Restrictive covenants: Potential for discharge or modification
Written by Erica Williams and Adrian Bennett
The recent case of Fathers Field Developments Ltd v Namulas Pension Trustees Ltd  has cast useful light on the potential for the discharge or modification of restrictive covenants. As a result of this case, sellers wishing to protect land they are selling, against particular development, may want to consider other mechanisms for achieving this.
Fathers Field Developments (Buyer) purchased a golf course in 2001 from Namulas Pension Trustees (Seller). The transfer imposed a covenant on the land, prohibiting any residential development for 30 years, unless the development was to be occupied by a family member or employee of the Buyer, or if the prior written consent of the Seller was obtained. Crucially, the Seller did not retain any adjoining land to the course, which could benefit from the restrictive covenant.

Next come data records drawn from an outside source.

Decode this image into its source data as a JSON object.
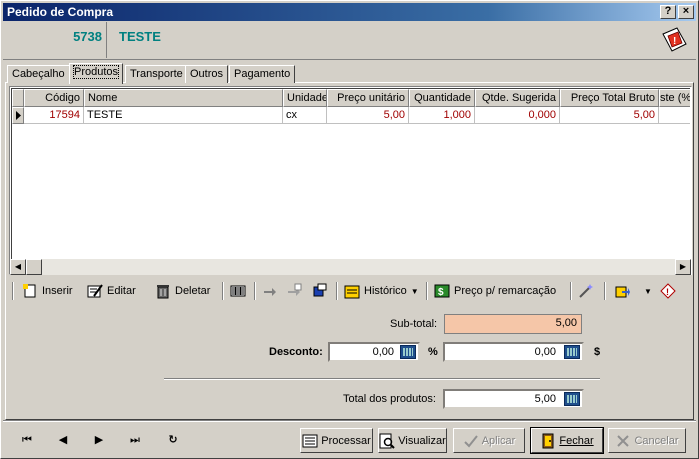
{
  "window": {
    "title": "Pedido de Compra",
    "help_label": "?",
    "close_label": "×"
  },
  "header": {
    "order_number": "5738",
    "supplier_name": "TESTE"
  },
  "tabs": [
    {
      "label": "Cabeçalho"
    },
    {
      "label": "Produtos"
    },
    {
      "label": "Transporte"
    },
    {
      "label": "Outros"
    },
    {
      "label": "Pagamento"
    }
  ],
  "grid": {
    "columns": [
      "Código",
      "Nome",
      "Unidade",
      "Preço unitário",
      "Quantidade",
      "Qtde. Sugerida",
      "Preço Total Bruto",
      "ste (%)"
    ],
    "rows": [
      [
        "17594",
        "TESTE",
        "cx",
        "5,00",
        "1,000",
        "0,000",
        "5,00",
        ""
      ]
    ]
  },
  "toolbar": {
    "insert_label": "Inserir",
    "edit_label": "Editar",
    "delete_label": "Deletar",
    "history_label": "Histórico",
    "price_label": "Preço p/ remarcação"
  },
  "totals": {
    "subtotal_label": "Sub-total:",
    "subtotal_value": "5,00",
    "discount_label": "Desconto:",
    "discount_value": "0,00",
    "percent_symbol": "%",
    "discount_currency_value": "0,00",
    "currency_symbol": "$",
    "total_label": "Total dos produtos:",
    "total_value": "5,00"
  },
  "buttons": {
    "process_label": "Processar",
    "view_label": "Visualizar",
    "apply_label": "Aplicar",
    "close_label": "Fechar",
    "cancel_label": "Cancelar"
  },
  "nav": {
    "first": "⏮",
    "prev": "◀",
    "next": "▶",
    "last": "⏭",
    "refresh": "↻"
  }
}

The Buyer built a groundskeeper's cottage and two additional houses on the land for the Buyer's director and a family member. The Buyer subsequently wished to build additional properties, which would not be occupied by its employees or family members, thus requiring the consent of the Seller.
The Seller refused consent and so the Buyer made an application to the Tribunal under s84 of the Law of Property Act 1925 (LPA 1925) to have the covenants discharged or, alternatively, modified to permit occupation by persons other than family members or employees of the Buyer.
The Upper Tribunal (UT) was asked to determine:
- Whether it had jurisdiction to discharge or modify the covenants
- Whether it should exercise its discretion and refuse the application and
- If the covenants were discharged or modified, whether the Seller should receive compensation.
Decision of the Upper Tribunal
1. On the first issue, the UT determined that under s84 the Tribunal has the power to discharge or modify a restriction, which impedes a reasonable use, when it is satisfied that the restriction does not secure a practical benefit of substantial value to the benefitting party.
The Tribunal was satisfied that development was a reasonable use of the land, that was being impeded by the covenant. Secondly, it determined that the Seller could not practically benefit from the restriction, other than in monetary terms and that the right to demand a price for consent did not constitute a practical benefit.
2. The Tribunal then considered how to exercise its discretion. The Seller contended that granting the application would set a precedent for future development applications. The Tribunal dismissed that argument, on the basis that applications would always be considered on a case-by-case basis.
Secondly, the Seller argued that the covenant was a longstanding one between the original parties. Again, the Tribunal dismissed this argument, recognising that the commercial needs of the Buyer had changed over time, ruling that the fact it was between the original parties had no bearing. Accordingly, the covenant was discharged by the Tribunal.
3. On compensation, the Seller argued that compensation should be equivalent to the share it would have received from the development, had it negotiated a release from the covenant with the Buyer. The Tribunal rejected this, stating that it was only appropriate to measure loss in this way if it is the only way, or best way to do so.
The Tribunal considered how the covenant impacted the value of the land. The value of the golf course when it was purchased in 2001 was not impacted by the covenants. The loss of the covenant did not reflect a missed increase in value that the Seller could have benefitted from. So, no compensation was awarded to the Seller.
What this case means
The case is a stark reminder that a right to demand a price for consent to use land for a specific purpose is not considered a practical benefit for the purpose of the LPA 1925.
Should a seller wish to restrict the future use of land by way of a restrictive covenant, it is wise to retain adjacent land that benefits properly from the restriction.
If any prospective seller is looking to claw back any value from potential development of the land, the appropriate mechanism to use is an overage clause. Overage, as a positive covenant, is not subject to s84, meaning that a Buyer cannot apply to have it disposed of. Additionally, negotiating overage when selling the land has the benefit of certainty; a Seller will know what they stand to profit ahead of time, and a Buyer can properly budget it into their costs.